Draco’s smile faded. “I was not—what did you call it? I was not cool, Anna.”
Her smile faded, too. “Draco,” she said softly, “I’m sorry. I should have realized. It must have been hard. Your father, your grandfather, whatever they’d done to lose everything …”
Had he told her about that? Yes. He had. What for? He didn’t talk about his childhood, his family … Except that now, without planning to, he found himself talking about all of it.
About his mother, who’d never been a mother to him at all. About his father, who had, literally, never noticed if he was there or not. About boarding school, and what it had taken to survive it …
Finally he ran out of words.
He fell silent. So did Anna. He couldn’t read her face at all.
“Well,” he said after a minute, trying for a laugh he couldn’t quite muster, “so much for ruining the evening.”
Anna shoved back her chair. A second later she was crouched beside him, her eyes suspiciously bright.
Draco looked around. A score of interested people looked back.
“Damnit, Anna,” he said.
“Damnit, Draco,” she replied, her voice as soft as the petals of a flower, and right there, on the crowded terrace of a crowded restaurant, she clasped his face with her hands, brought it down to hers and put her lips against his.
That was the moment he knew he could not possibly let her leave him at the end of the week.
He lay awake that night long after she fell asleep.
Two more days. Then Anna would fly to New York. She had a return ticket, she’d said when he’d suggested she use his plane, which was finally back in service. He’d argued, then given in. She was so damned stubborn, too stubborn even to agree to something when anyone could see that doing so would make sense.
As for him, he’d stay on in Rome for a few days, take care of some business. Then he’d fly to San Francisco. And the week they’d spent together, their affair, if you could call seven nights and two days an affair, would be history.

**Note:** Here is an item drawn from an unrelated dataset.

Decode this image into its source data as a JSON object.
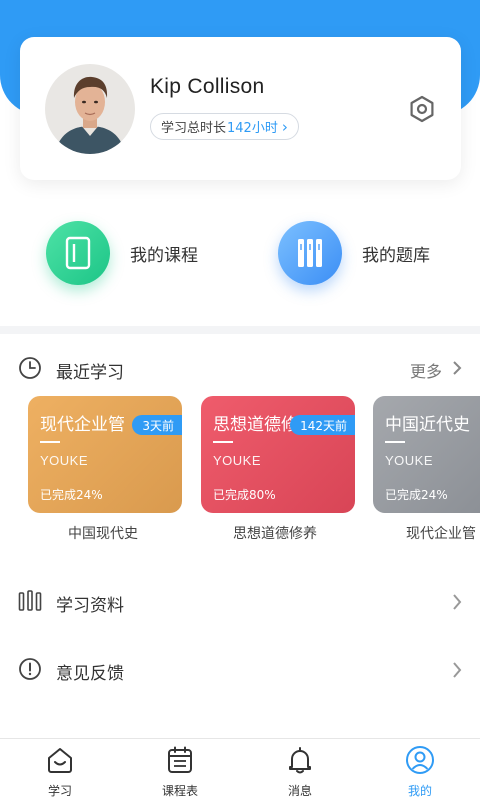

They would still see each other, of course. He’d fly east, she’d fly west. A weekend here, a weekend there. It was doable.
For a while.
Well, so what?
These relationships never lasted. Hell, why would he want them to? The sex lost its excitement. Conversation lost its luster. Yes, this week had been different. Morning conversation. Late-night kisses. Things he’d never even considered with other women had become not just enjoyable but important.
Damnit. He was not ready to let Anna walk out of his life.
New York. San Francisco. Three thousand miles. If only his offices were on the East Coast, or hers on the West. He could not change that. He’d spent years building his company. Hundreds of people worked for him. Anna, on the other hand …
Wait a minute.
What had she said about her work? A hole-in-the-wall office. Sleazy clients. A walk-up flat.
What if she had another opportunity? A much better one? She would, of course, accept it …
And just that quickly, Draco knew what to do. And how to do it so it wouldn’t make her hackles rise. Underhanded? No. Clever, that was all. Clever and logical.
Carefully he eased his arm from her. “Mmm.” She sighed, and he smiled, thinking of how now he’d be sure to hear that soft whisper again.
He rose, pulled on his discarded trousers and went through the villa to his study. It took a while to make the necessary phone calls. Two hours, to be precise.
And then the deed was done.
No more East-Coast, West-Coast conundrum. One coast was all they’d need.
A few days from now, Anna would be headhunted by Vernon, Bolton and Andover, a top-flight San Francisco law firm. The firm he used, as a matter of fact. They’d explain that they’d decided to expand their pro bono cases and they needed an experienced litigator. They’d offer her four times her current salary, a staff and all the indigent cases they believed had merit.